Part of what makes John Hurt notable is his ubiquity. The guy was everywhere. He started in film in the early 1960s and worked steadily up until the time of his death in January from pancreatic cancer. Hurt was versatile, doing everything from Shakespeare to serving as the narrator for Winnie the Pooh cartoons. He easily crossed back and forth between giant blockbuster franchises like Indiana Jones and tiny independent movies no one ever saw, like his wonderful performance in 1997’s little-seen Love and Death on Long Island

But it’s not just that Hurt worked a lot. He was good. Really, really good. When he was a bad guy, he was forcefully evil. When he was the hero, he inspired a legitimate sympathy. He could do what great actors do – he made audiences feel. Perhaps the most distinct characteristic of his work was his voice. His accent could be cultured and aristocratic or guttural and cockney, but his voice itself always had the same quality of being simultaneously gravelly and yet smooth, youthful and yet wizened.
It’s worth noting for fans of the Alien franchise that it still going strong after nearly forty years that John Hurt played Kane, the executive officer of the ill-fated ship Nostromo, in the original 1979 film directed by Ridley Scott. Hurt’s character was the very first person in movie history to have an alien burst out of his chest in that unforgettably horrifying sequence. Hurt was nominated for a British Acting Film Award for short but indelible performance. 

My idiosyncratic personal favorite Hurt performance was in the supremely 80s legal dramedy, 1987’s From the Hip.
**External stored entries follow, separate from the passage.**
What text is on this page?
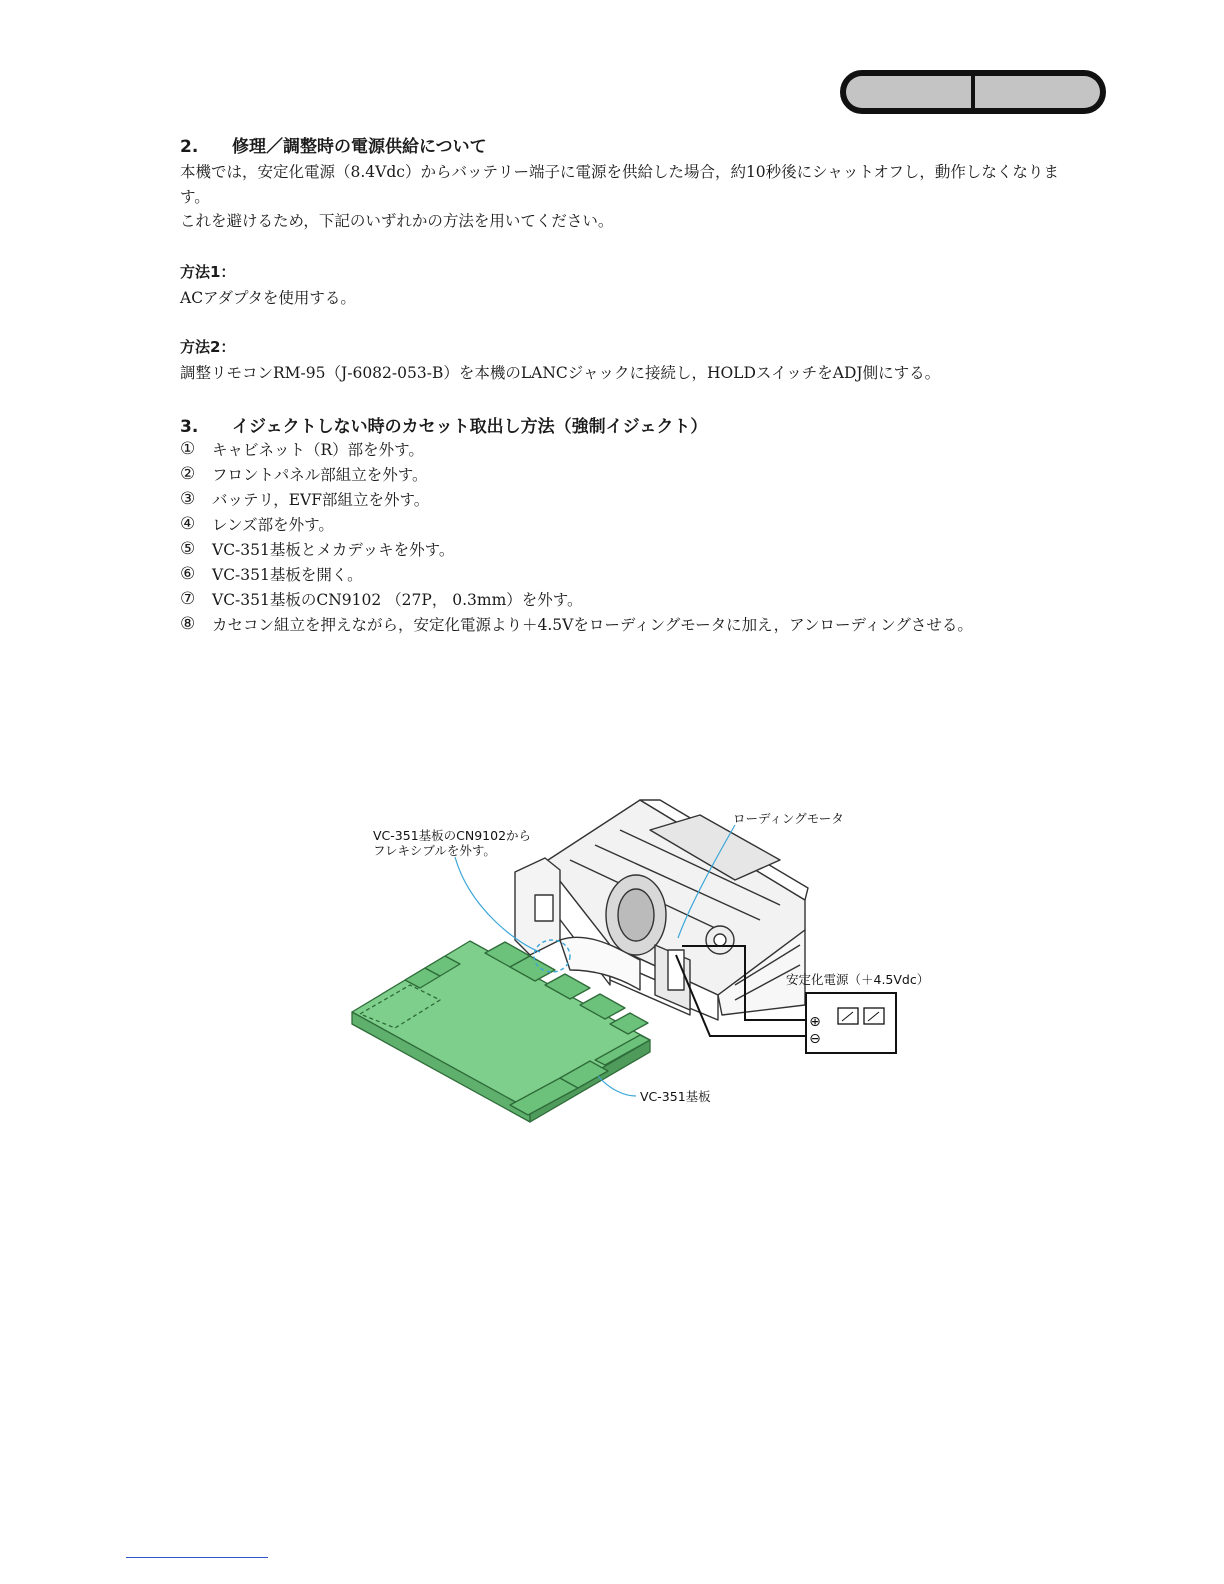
2. 修理／調整時の電源供給について
本機では，安定化電源（8.4Vdc）からバッテリー端子に電源を供給した場合，約10秒後にシャットオフし，動作しなくなりま
す。
これを避けるため，下記のいずれかの方法を用いてください。
方法1：
ACアダプタを使用する。
方法2：
調整リモコンRM-95（J-6082-053-B）を本機のLANCジャックに接続し，HOLDスイッチをADJ側にする。
3. イジェクトしない時のカセット取出し方法（強制イジェクト）
①	キャビネット（R）部を外す。
②	フロントパネル部組立を外す。
③	バッテリ，EVF部組立を外す。
④	レンズ部を外す。
⑤	VC-351基板とメカデッキを外す。
⑥	VC-351基板を開く。
⑦	VC-351基板のCN9102 （27P， 0.3mm）を外す。
⑧	カセコン組立を押えながら，安定化電源より＋4.5Vをローディングモータに加え，アンローディングさせる。
⊕
⊖
VC-351基板のCN9102から
フレキシブルを外す。
ローディングモータ
安定化電源（＋4.5Vdc）
VC-351基板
Hurt plays Douglas Benoit, an impish but monstrously arrogant and possibly murderous university professor who hires an unorthodox lawyer played by Judd Nelson to get him off the hook for murdering a prostitute. Hurt was sly, charming, aloof, and also terrifyingly convincing as someone could possibly kill someone with a hammer.

Of course, everyone should see Hurt’s performance as John Merrick in David Lynch’s 1980 film, The Elephant Man. The whole film is a marvel of writing, cinematography, makeup, and performance, especially Hurt. In a film all about the humanity of someone who is treated so inhumanely, Hurt gave a performance of subtlety and authenticity. It could have been grandstanding or treacle, but instead was one of the great performances of all time. Director David Lynch’s claustrophobic, sometimes nightmarish production design and black and white cinematography showed a steaming, overcrowded Victorian England filled with monsters who looked human and Hurt’s John Merrick, a delicate, lovely human who looked like a monster. It’s a powerful film and it’s a fair bet, it’s not like anything else you’ve seen. 

Hurt was an actor's actor - versatile, hardworking, and from all reports, a really lovely guy to work with. He worked very, very hard over the six decades of his career, and though I am sad there will be no more John Hurt performances, he has more than earned his rest.